Even in the smallest marketing team, evaluate how someone can contribute to the team. What is the one skill they know that would make a real difference to marketing overall? Do they really know Google Analytics inside-out? Or are they a marketing automation expert who can help you nurture your leads?
As well as checking people have the right skillset, it’s also about having the right attributes:
Look for people driven by numbers. Marketing, when done badly, can hide behind smoke and mirrors. Find people that will look into the metrics, set goals and measure against these. Yes, there are parts of marketing like brand that are harder to measure. But find people that are willing to check their assumptions through customer interviews and surveys.
Look for lifelong learners. Find out where they’re learning from e.g. what books they’re reading? What podcasts are they listening too? If people aren’t investing in learning, consider it a warning flag.
After hiring hybrid marketers, with the right blend of skills and attitudes, how should you then organise them into an effective team? Start by considering how your existing team fits into the three stages: Attract, Convert Close.
Each stage of the funnel has typical activities and job roles:
Activities:Blogging, Content Creation, SEO, Social Media
Job Roles:Content Writers, Designers, SEO specialist, Social Media Managers
Activities: Landing pages, CTA, Conversion Rate Optimisation, Lead Nurturing
Job Roles: Lead/Demand Gen Specialists, Conversion Rate Optimisers
Activities: Product Collateral, Sales Enablement
Job Roles: Product Marketers, Sales enablement marketers that spend their time helping sales
Most marketing teams will over-invest in the bottom of the funnel or the close stage of the inbound methodology.
They do this because of pressure from the organisation to generate more MQLs, pressure from sales to create more product marketing collateral and pressure to help win new business.

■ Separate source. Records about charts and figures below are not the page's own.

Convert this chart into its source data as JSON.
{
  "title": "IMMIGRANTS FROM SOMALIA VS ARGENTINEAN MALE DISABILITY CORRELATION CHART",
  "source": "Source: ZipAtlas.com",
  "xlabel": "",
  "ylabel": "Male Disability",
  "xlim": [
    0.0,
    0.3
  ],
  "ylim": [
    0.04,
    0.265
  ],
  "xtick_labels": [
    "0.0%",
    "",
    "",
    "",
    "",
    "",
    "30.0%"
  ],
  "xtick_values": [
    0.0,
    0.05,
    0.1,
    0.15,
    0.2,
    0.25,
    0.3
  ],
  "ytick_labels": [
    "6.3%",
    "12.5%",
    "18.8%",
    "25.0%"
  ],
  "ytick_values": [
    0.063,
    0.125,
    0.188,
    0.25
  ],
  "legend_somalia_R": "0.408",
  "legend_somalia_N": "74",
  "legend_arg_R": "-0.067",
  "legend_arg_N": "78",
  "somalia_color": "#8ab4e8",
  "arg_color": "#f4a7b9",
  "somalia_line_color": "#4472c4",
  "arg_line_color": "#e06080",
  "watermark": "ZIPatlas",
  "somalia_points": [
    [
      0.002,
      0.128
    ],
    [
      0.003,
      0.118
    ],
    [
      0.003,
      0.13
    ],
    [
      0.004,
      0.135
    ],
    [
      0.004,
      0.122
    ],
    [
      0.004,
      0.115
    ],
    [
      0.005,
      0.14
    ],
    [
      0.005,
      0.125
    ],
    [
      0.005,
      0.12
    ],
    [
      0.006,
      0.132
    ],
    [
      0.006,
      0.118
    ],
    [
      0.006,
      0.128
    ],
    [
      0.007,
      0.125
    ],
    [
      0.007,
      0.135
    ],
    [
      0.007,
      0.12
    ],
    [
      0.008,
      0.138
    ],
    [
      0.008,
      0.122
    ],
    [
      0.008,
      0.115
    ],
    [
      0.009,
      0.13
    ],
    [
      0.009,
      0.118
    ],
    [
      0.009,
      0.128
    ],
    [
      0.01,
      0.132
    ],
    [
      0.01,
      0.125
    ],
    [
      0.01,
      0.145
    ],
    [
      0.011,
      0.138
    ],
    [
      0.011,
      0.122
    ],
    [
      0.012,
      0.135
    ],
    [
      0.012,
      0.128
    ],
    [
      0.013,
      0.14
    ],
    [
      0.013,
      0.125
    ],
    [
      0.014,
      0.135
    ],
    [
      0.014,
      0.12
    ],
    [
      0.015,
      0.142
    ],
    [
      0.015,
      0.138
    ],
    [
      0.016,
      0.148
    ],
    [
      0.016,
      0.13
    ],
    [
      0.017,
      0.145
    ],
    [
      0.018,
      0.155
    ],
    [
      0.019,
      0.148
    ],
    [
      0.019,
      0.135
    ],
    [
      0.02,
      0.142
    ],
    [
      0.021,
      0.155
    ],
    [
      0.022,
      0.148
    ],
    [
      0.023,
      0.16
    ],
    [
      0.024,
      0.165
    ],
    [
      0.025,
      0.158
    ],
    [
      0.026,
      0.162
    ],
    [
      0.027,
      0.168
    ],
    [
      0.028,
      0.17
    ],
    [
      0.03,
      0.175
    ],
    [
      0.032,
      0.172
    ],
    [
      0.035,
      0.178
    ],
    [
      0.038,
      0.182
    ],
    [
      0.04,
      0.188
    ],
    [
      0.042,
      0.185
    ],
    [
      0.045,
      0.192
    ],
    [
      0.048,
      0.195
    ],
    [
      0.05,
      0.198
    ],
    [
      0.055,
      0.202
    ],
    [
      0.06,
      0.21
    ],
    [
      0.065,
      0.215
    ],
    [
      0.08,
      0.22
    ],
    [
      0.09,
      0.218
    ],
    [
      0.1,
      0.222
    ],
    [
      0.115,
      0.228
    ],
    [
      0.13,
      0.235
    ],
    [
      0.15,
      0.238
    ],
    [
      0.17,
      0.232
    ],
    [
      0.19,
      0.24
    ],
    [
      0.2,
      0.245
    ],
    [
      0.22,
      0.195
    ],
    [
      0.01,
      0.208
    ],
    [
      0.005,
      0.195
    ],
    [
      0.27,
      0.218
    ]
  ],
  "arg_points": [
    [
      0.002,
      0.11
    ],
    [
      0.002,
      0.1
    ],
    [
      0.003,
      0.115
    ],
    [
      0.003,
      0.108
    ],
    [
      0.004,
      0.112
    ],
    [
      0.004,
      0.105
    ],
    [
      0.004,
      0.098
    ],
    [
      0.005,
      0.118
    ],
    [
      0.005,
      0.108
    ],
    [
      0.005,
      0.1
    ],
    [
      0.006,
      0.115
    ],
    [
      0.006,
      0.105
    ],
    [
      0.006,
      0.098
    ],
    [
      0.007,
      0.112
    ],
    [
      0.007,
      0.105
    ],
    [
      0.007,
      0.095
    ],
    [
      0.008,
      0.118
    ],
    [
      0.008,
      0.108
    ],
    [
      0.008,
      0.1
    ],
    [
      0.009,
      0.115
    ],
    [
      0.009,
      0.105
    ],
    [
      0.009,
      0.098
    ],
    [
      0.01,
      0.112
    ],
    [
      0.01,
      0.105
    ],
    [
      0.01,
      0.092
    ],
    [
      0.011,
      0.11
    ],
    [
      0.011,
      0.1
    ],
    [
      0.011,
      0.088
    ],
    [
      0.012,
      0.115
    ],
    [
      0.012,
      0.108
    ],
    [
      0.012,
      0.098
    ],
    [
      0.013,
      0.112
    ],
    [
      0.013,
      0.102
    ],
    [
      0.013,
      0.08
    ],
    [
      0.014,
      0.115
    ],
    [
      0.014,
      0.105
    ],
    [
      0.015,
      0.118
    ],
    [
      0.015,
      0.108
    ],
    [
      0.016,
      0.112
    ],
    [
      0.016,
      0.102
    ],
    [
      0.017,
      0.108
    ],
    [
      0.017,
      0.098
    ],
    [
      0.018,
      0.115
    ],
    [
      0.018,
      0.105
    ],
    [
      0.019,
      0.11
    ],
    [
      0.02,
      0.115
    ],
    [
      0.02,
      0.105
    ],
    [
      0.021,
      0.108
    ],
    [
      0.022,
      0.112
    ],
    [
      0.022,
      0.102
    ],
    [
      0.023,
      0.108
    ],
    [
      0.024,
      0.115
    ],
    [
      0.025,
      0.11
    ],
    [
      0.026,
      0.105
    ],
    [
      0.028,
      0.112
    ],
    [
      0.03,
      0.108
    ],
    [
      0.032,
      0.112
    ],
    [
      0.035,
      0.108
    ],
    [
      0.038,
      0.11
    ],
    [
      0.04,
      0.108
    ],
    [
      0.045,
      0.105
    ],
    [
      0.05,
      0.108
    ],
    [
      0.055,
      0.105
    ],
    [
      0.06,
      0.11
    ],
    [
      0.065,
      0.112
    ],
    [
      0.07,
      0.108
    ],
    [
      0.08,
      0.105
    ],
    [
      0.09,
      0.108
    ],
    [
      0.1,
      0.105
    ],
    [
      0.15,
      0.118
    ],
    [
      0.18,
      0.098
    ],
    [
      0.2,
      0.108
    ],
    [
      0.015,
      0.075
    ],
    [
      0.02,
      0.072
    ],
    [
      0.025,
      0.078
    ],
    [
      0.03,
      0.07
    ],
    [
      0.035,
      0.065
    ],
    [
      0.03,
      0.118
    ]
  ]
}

However, by focusing resource on the bottom of the funnel (or the engage stage of the flywheel), it limits growth opportunities at attract stage an the top of the funnel. Without growing the top of the funnel, getting more people to your website and more conversions overall, it’s much harder to grow the bottom of the funnel.
Increasing investment in the top of the funnel and growing website traffic will solve many of the problems that occur further down the funnel, by virtue of simply having more people in the funnel in the first place. Focusing your marketing team resource into the attract stage will help to drive this growth.
In terms of how this looks structurally, it means weighting your resource (regardless of how much or little you have) to focus on Attract, rather than Convert or Close.
For a team of one, this would spending half your time on Attract stage activities and the other half on a blend of Convert and Close. For a team of ten, it means having about five people focus in on the Attract stage, three on Convert and two on Close.
It’s not about denying sales teams support they need from marketing, but ensuring that the marketing team overall is structured to help deliver long-term results.